Berdasarkan data dari Sistem Pengadaan Secara Elektronik (SPSE), tahapan tender kini tengah memasuki fase penetapan pemenang dengan antusiasme tinggi, tercatat ada 74 peserta yang mengikuti lelang.
“Saat ini kami telah melaksanakan proses perencanaan secara menyeluruh, mulai dari penyusunan Feasibility Study (FS), dokumen Analisis Mengenai Dampak Lingkungan (Amdal), hingga penyiapan Manajemen Konstruksi. Untuk pembangunan fisik, metodenya menggunakan Design and Build yang kini sedang berproses,” jelas dr. Evi.
Pembangunan RS Regional ini diperkirakan menelan anggaran mencapai Rp250 miliar.
Anggaran jumbo tersebut mencakup keseluruhan tahapan, mulai dari perencanaan, konstruksi fisik, hingga pengadaan alat kesehatan berstandar nasional.
Menurut Evi, kehadiran RS ini sangat krusial untuk memangkas jarak rujukan.
Tujuan utamanya adalah memperluas akses layanan kesehatan bagi masyarakat Luwu Raya dan sekitarnya, sehingga dapat mengurangi beban rujukan pasien yang selama ini harus dikirim ke Kota Makassar.

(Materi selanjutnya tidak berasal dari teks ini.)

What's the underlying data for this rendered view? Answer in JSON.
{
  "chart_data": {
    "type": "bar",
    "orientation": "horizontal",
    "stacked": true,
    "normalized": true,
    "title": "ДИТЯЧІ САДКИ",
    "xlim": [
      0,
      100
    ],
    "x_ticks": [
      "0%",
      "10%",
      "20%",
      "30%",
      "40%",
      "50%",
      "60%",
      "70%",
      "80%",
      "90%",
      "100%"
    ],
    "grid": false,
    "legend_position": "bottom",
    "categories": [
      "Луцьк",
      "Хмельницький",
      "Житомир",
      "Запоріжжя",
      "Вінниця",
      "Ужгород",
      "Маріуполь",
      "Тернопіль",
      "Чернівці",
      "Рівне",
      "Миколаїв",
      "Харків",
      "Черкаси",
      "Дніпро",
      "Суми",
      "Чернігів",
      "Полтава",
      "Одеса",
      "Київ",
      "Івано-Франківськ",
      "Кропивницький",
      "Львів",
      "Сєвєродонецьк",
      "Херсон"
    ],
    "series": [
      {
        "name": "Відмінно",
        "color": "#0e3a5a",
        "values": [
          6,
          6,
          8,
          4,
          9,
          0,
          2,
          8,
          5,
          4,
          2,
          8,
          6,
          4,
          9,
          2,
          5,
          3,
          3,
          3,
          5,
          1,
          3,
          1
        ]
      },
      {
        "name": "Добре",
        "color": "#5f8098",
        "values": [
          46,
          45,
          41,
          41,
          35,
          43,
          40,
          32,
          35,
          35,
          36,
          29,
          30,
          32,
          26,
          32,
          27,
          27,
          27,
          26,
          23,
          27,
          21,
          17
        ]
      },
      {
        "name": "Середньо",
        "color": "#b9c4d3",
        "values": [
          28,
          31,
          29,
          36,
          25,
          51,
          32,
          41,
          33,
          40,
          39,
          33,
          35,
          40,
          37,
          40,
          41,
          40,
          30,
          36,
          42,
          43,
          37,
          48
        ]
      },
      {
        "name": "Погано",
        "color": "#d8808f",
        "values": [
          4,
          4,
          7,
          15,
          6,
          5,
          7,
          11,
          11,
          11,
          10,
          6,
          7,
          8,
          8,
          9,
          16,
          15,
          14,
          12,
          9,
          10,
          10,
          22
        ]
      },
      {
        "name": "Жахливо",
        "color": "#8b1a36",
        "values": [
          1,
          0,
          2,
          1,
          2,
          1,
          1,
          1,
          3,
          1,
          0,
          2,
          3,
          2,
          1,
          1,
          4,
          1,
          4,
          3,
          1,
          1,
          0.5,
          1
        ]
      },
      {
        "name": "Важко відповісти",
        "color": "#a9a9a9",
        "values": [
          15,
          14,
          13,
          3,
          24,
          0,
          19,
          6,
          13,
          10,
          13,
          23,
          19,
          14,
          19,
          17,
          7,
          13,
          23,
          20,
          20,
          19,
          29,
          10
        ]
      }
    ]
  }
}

Rumah sakit yang akan dibangun di Kecamatan Bua, Kabupaten Luwu ini dirancang menjadi pusat rujukan dengan fasilitas modern.

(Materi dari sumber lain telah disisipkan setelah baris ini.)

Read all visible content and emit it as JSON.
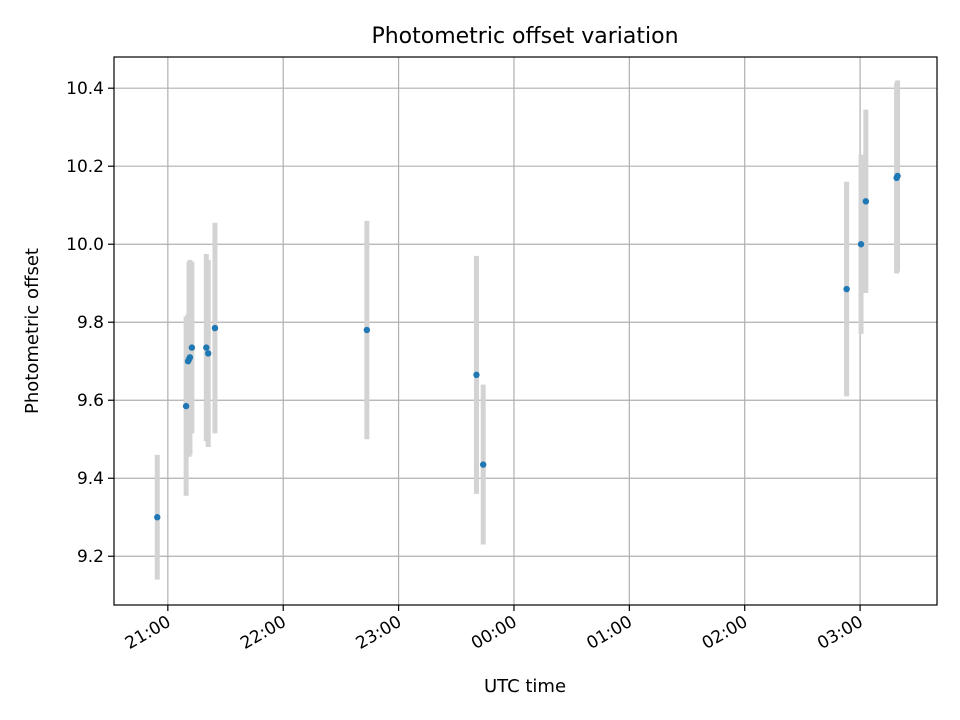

Layanan spesialistik dan subspesialistik yang disiapkan meliputi Penyakit Dalam, Kebidanan dan Kandungan, Anak, Kanker, Jantung dan Pembuluh Darah, Hipertensi, Uronefrologi, THT, serta Mata.
“Fasilitas penunjangnya sangat lengkap, mulai dari IGD, bedah sentral, layanan jantung terpadu, NICU, rehabilitasi medik, hingga radiologi dengan alat X-ray dan CT Scan. Laboratorium terpadu serta layanan telemedicine juga akan tersedia,” urai Evi.

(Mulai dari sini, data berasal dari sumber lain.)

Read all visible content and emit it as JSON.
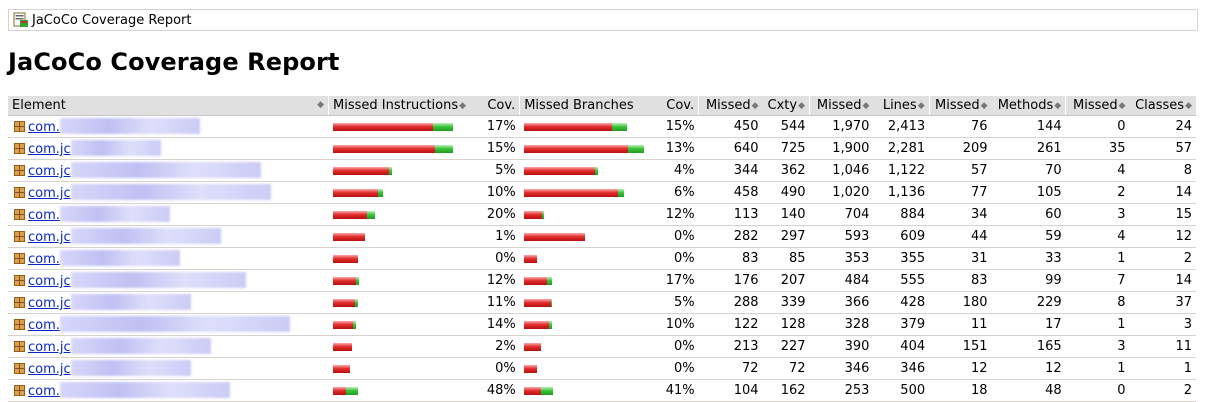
{
  "breadcrumb": {
    "title": "JaCoCo Coverage Report"
  },
  "page": {
    "title": "JaCoCo Coverage Report"
  },
  "table": {
    "headers": [
      "Element",
      "Missed Instructions",
      "Cov.",
      "Missed Branches",
      "Cov.",
      "Missed",
      "Cxty",
      "Missed",
      "Lines",
      "Missed",
      "Methods",
      "Missed",
      "Classes"
    ],
    "rows": [
      {
        "name": "com.",
        "instr_bar": {
          "missed_fraction": 0.83,
          "covered_fraction": 0.17
        },
        "instr_cov": "17%",
        "branch_bar": {
          "missed_fraction": 0.85,
          "covered_fraction": 0.15
        },
        "branch_cov": "15%",
        "missed_cxty": "450",
        "cxty": "544",
        "missed_lines": "1,970",
        "lines": "2,413",
        "missed_methods": "76",
        "methods": "144",
        "missed_classes": "0",
        "classes": "24"
      },
      {
        "name": "com.jc",
        "instr_bar": {
          "missed_fraction": 0.85,
          "covered_fraction": 0.15
        },
        "instr_cov": "15%",
        "branch_bar": {
          "missed_fraction": 0.87,
          "covered_fraction": 0.13
        },
        "branch_cov": "13%",
        "missed_cxty": "640",
        "cxty": "725",
        "missed_lines": "1,900",
        "lines": "2,281",
        "missed_methods": "209",
        "methods": "261",
        "missed_classes": "35",
        "classes": "57"
      },
      {
        "name": "com.jc",
        "instr_bar": {
          "missed_fraction": 0.95,
          "covered_fraction": 0.05
        },
        "instr_cov": "5%",
        "branch_bar": {
          "missed_fraction": 0.96,
          "covered_fraction": 0.04
        },
        "branch_cov": "4%",
        "missed_cxty": "344",
        "cxty": "362",
        "missed_lines": "1,046",
        "lines": "1,122",
        "missed_methods": "57",
        "methods": "70",
        "missed_classes": "4",
        "classes": "8"
      },
      {
        "name": "com.jc",
        "instr_bar": {
          "missed_fraction": 0.9,
          "covered_fraction": 0.1
        },
        "instr_cov": "10%",
        "branch_bar": {
          "missed_fraction": 0.94,
          "covered_fraction": 0.06
        },
        "branch_cov": "6%",
        "missed_cxty": "458",
        "cxty": "490",
        "missed_lines": "1,020",
        "lines": "1,136",
        "missed_methods": "77",
        "methods": "105",
        "missed_classes": "2",
        "classes": "14"
      },
      {
        "name": "com.",
        "instr_bar": {
          "missed_fraction": 0.8,
          "covered_fraction": 0.2
        },
        "instr_cov": "20%",
        "branch_bar": {
          "missed_fraction": 0.88,
          "covered_fraction": 0.12
        },
        "branch_cov": "12%",
        "missed_cxty": "113",
        "cxty": "140",
        "missed_lines": "704",
        "lines": "884",
        "missed_methods": "34",
        "methods": "60",
        "missed_classes": "3",
        "classes": "15"
      },
      {
        "name": "com.jc",
        "instr_bar": {
          "missed_fraction": 0.99,
          "covered_fraction": 0.01
        },
        "instr_cov": "1%",
        "branch_bar": {
          "missed_fraction": 1.0,
          "covered_fraction": 0.0
        },
        "branch_cov": "0%",
        "missed_cxty": "282",
        "cxty": "297",
        "missed_lines": "593",
        "lines": "609",
        "missed_methods": "44",
        "methods": "59",
        "missed_classes": "4",
        "classes": "12"
      },
      {
        "name": "com.",
        "instr_bar": {
          "missed_fraction": 1.0,
          "covered_fraction": 0.0
        },
        "instr_cov": "0%",
        "branch_bar": {
          "missed_fraction": 1.0,
          "covered_fraction": 0.0
        },
        "branch_cov": "0%",
        "missed_cxty": "83",
        "cxty": "85",
        "missed_lines": "353",
        "lines": "355",
        "missed_methods": "31",
        "methods": "33",
        "missed_classes": "1",
        "classes": "2"
      },
      {
        "name": "com.jc",
        "instr_bar": {
          "missed_fraction": 0.88,
          "covered_fraction": 0.12
        },
        "instr_cov": "12%",
        "branch_bar": {
          "missed_fraction": 0.83,
          "covered_fraction": 0.17
        },
        "branch_cov": "17%",
        "missed_cxty": "176",
        "cxty": "207",
        "missed_lines": "484",
        "lines": "555",
        "missed_methods": "83",
        "methods": "99",
        "missed_classes": "7",
        "classes": "14"
      },
      {
        "name": "com.jc",
        "instr_bar": {
          "missed_fraction": 0.89,
          "covered_fraction": 0.11
        },
        "instr_cov": "11%",
        "branch_bar": {
          "missed_fraction": 0.95,
          "covered_fraction": 0.05
        },
        "branch_cov": "5%",
        "missed_cxty": "288",
        "cxty": "339",
        "missed_lines": "366",
        "lines": "428",
        "missed_methods": "180",
        "methods": "229",
        "missed_classes": "8",
        "classes": "37"
      },
      {
        "name": "com.",
        "instr_bar": {
          "missed_fraction": 0.86,
          "covered_fraction": 0.14
        },
        "instr_cov": "14%",
        "branch_bar": {
          "missed_fraction": 0.9,
          "covered_fraction": 0.1
        },
        "branch_cov": "10%",
        "missed_cxty": "122",
        "cxty": "128",
        "missed_lines": "328",
        "lines": "379",
        "missed_methods": "11",
        "methods": "17",
        "missed_classes": "1",
        "classes": "3"
      },
      {
        "name": "com.jc",
        "instr_bar": {
          "missed_fraction": 0.98,
          "covered_fraction": 0.02
        },
        "instr_cov": "2%",
        "branch_bar": {
          "missed_fraction": 1.0,
          "covered_fraction": 0.0
        },
        "branch_cov": "0%",
        "missed_cxty": "213",
        "cxty": "227",
        "missed_lines": "390",
        "lines": "404",
        "missed_methods": "151",
        "methods": "165",
        "missed_classes": "3",
        "classes": "11"
      },
      {
        "name": "com.jc",
        "instr_bar": {
          "missed_fraction": 1.0,
          "covered_fraction": 0.0
        },
        "instr_cov": "0%",
        "branch_bar": {
          "missed_fraction": 1.0,
          "covered_fraction": 0.0
        },
        "branch_cov": "0%",
        "missed_cxty": "72",
        "cxty": "72",
        "missed_lines": "346",
        "lines": "346",
        "missed_methods": "12",
        "methods": "12",
        "missed_classes": "1",
        "classes": "1"
      },
      {
        "name": "com.",
        "instr_bar": {
          "missed_fraction": 0.52,
          "covered_fraction": 0.48
        },
        "instr_cov": "48%",
        "branch_bar": {
          "missed_fraction": 0.59,
          "covered_fraction": 0.41
        },
        "branch_cov": "41%",
        "missed_cxty": "104",
        "cxty": "162",
        "missed_lines": "253",
        "lines": "500",
        "missed_methods": "18",
        "methods": "48",
        "missed_classes": "0",
        "classes": "2"
      }
    ]
  },
  "icons": {
    "report": "report-icon",
    "package": "package-icon",
    "sort": "sort-icon"
  }
}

Selain itu, RS ini juga akan dilengkapi dengan unit perawatan intensif yang komprehensif seperti ICU, HCU, ICCU, PICU, One Day Care (ODC), hingga layanan Medical Check Up (MCU).
“Insya Allah, kami menargetkan rumah sakit ini dapat rampung dan mulai beroperasi melayani masyarakat setelah masa kontrak berakhir,” pungkasnya.